Fer Casanova

Sin dolor no hay claridad

Texto: Alejandro Serrano  
Fotografía: Paolo Marchesi

Para Fernando Casanova, la mejor forma de sentir libertad total es mediante el esfuerzo extremo; Afirma que sólo ahí quedan atrás todas las dudas y pretextos.

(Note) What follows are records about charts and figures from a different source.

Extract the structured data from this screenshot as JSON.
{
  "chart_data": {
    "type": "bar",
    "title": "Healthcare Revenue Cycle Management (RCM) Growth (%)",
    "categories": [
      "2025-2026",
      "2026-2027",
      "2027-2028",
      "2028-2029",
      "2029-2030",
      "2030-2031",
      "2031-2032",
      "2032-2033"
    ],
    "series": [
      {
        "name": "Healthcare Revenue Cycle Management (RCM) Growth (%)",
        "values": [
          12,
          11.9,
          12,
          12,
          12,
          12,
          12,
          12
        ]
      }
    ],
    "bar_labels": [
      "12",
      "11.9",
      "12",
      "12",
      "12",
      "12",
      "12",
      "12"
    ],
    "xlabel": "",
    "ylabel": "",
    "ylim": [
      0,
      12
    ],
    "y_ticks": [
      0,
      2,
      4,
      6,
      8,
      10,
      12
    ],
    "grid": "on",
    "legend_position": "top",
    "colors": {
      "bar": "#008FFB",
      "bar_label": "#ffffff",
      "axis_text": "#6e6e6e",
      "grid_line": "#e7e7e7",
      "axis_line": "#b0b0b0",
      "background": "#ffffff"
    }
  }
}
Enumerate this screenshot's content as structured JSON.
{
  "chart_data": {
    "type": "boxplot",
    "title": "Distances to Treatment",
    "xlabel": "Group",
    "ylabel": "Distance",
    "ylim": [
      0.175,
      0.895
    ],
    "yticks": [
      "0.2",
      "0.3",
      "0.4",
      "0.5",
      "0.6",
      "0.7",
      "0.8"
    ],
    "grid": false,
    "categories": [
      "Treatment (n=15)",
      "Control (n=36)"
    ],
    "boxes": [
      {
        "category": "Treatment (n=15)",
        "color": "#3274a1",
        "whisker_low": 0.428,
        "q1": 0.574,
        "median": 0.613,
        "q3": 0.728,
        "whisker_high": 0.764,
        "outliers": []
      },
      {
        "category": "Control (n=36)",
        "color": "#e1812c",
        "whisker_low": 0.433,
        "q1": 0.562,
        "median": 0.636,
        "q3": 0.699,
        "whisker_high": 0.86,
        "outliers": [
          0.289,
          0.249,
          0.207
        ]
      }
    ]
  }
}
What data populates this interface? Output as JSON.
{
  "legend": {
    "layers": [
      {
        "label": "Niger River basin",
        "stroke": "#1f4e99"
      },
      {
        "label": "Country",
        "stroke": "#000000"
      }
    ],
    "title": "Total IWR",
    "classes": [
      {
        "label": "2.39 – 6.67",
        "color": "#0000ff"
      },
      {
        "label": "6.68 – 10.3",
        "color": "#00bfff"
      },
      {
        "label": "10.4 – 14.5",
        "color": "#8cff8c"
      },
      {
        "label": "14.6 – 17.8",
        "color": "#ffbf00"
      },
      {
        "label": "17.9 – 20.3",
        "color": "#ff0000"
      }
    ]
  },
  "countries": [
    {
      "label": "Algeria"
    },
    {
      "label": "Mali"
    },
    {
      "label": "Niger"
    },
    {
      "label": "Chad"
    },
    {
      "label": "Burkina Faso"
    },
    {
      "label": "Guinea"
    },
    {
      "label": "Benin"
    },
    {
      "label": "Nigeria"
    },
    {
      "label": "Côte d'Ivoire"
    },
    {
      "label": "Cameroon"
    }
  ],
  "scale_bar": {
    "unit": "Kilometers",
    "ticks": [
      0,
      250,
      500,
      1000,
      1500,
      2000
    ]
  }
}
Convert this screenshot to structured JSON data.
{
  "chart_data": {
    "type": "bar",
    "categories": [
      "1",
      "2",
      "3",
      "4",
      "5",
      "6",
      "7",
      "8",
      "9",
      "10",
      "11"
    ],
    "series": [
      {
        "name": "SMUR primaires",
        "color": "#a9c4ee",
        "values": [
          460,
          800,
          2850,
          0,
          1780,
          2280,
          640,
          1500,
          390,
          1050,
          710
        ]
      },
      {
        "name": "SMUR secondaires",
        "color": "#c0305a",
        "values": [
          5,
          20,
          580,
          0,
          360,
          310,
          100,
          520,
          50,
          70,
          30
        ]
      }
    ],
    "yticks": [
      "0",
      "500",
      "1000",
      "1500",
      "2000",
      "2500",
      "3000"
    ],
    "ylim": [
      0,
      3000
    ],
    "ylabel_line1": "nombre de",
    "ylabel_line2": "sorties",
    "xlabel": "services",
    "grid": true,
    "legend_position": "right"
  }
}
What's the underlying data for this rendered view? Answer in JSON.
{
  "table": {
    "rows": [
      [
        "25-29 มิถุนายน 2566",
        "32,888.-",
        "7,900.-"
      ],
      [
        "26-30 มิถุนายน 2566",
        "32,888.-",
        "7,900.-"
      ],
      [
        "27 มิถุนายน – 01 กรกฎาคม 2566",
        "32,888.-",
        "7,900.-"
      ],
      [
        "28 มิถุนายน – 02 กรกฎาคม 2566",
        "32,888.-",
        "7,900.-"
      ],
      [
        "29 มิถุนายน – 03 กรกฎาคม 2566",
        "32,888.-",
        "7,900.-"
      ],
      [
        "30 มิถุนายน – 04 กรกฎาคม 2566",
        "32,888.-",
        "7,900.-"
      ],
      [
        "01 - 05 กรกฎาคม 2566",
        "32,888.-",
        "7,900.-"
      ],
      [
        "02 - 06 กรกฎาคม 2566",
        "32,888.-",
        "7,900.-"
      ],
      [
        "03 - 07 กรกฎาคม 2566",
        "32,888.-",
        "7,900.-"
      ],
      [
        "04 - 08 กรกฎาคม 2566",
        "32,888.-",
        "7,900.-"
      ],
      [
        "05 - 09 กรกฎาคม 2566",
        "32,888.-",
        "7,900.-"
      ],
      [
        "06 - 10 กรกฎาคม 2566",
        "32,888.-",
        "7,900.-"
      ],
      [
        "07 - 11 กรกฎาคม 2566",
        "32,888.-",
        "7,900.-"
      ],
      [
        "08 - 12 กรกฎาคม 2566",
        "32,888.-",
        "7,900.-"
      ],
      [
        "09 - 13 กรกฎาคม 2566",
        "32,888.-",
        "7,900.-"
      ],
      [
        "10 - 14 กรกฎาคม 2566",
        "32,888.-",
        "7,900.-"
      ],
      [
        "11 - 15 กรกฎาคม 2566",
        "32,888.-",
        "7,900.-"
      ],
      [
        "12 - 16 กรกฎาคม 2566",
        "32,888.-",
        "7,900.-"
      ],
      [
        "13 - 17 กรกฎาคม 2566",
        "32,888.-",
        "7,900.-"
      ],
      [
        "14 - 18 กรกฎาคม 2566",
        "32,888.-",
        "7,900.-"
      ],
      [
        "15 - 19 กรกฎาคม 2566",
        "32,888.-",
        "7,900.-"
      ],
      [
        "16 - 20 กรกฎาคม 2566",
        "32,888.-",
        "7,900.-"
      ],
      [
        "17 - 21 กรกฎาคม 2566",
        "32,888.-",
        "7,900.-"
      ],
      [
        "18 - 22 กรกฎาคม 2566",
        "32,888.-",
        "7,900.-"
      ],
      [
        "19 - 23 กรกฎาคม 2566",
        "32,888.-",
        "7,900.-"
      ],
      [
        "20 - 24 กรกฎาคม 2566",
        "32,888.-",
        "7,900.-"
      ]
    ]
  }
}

Una carrera extrema con obstáculos suena como un verdadero infierno. Y de acuerdo con Fernando Casanova, lo es. Justo a eso se dedica y todavía la sufre. En estos días en los que correr es algo que muchos están dispuestos a hacer, ¿cuántos de ellos se aventarían al lodo, a cruzar de un lado a otro por un tubo en lo alto, a subir bardas y, después de quedarse sin aliento y sin fuerzas, descubrir que siguen en el inicio de la carrera? Más aún, ¿cuántos estarían dispuestos a hacerlo supertemprano en la madrugada, en pleno frío, con dolor de huesos por estar mojado hasta la médula? Según Fer, son más de los que podríamos imaginarnos.

Las carreras extremas con obstáculos, tales como la Spartan Race o la Death Race, se han vuelto, para muchos, la puerta para escapar de un mundo donde la rutina los ha esclavizado. Hay un fuerte deseo por conectar con la naturaleza, pero de una forma más viva, más brutal, más pura. Fer lo ha visto todo: jóvenes, gente sin condición física, hasta veteranos de guerra y personas que atraviesan la tercera edad. Todos buscan romper en pedazos las cadenas mentales. Para Casanova, este propósito vale toda la pena del mundo, porque cualquiera puede alcanzarlo.

Fer Casanova

La felicidad que genera llegar a la meta es el mayor premio en este tipo de carreras.

Fer Casanova

Fer Casanova no se considera adicto a la adrenalina.  


THE RED BULLETIN: Una y otra vez nos preguntamos qué pasa por la cabeza de la gente que está ahí, al pie del cañón. ¿Cómo diablos le haces para someterte a estas locuras deportivas?

FERNANDO CASANOVA: Si pones tu cabeza en el lugar correcto, puedes lograr cosas que no tenías pensado hacer, llevar tu cuerpo a niveles que ni imaginabas. Para realizar cualquier tarea, por mínima que sea, debes decidir si la haces o no.
 

Pero ¿acaso tienes una mente que no se resiste para nada?

En una competencia extrema, como la Death Race, cada vez que estoy en la línea de salida digo: “Carajo, qué hago aquí otra vez”. Ya sabes que vas a cansarte, a sentirte agotado, a acalambrarte… Pero ahí estás parado, y al inicio de la prueba todo se te olvida y la haces.

Fer Casanova

“Ya sabes que vas a cansarte… A pasarla muy mal”, dice Casanova. 

Entonces compartes el mismo problema con todos. Pasar del momento en el que tomaste la decisión a aventarte.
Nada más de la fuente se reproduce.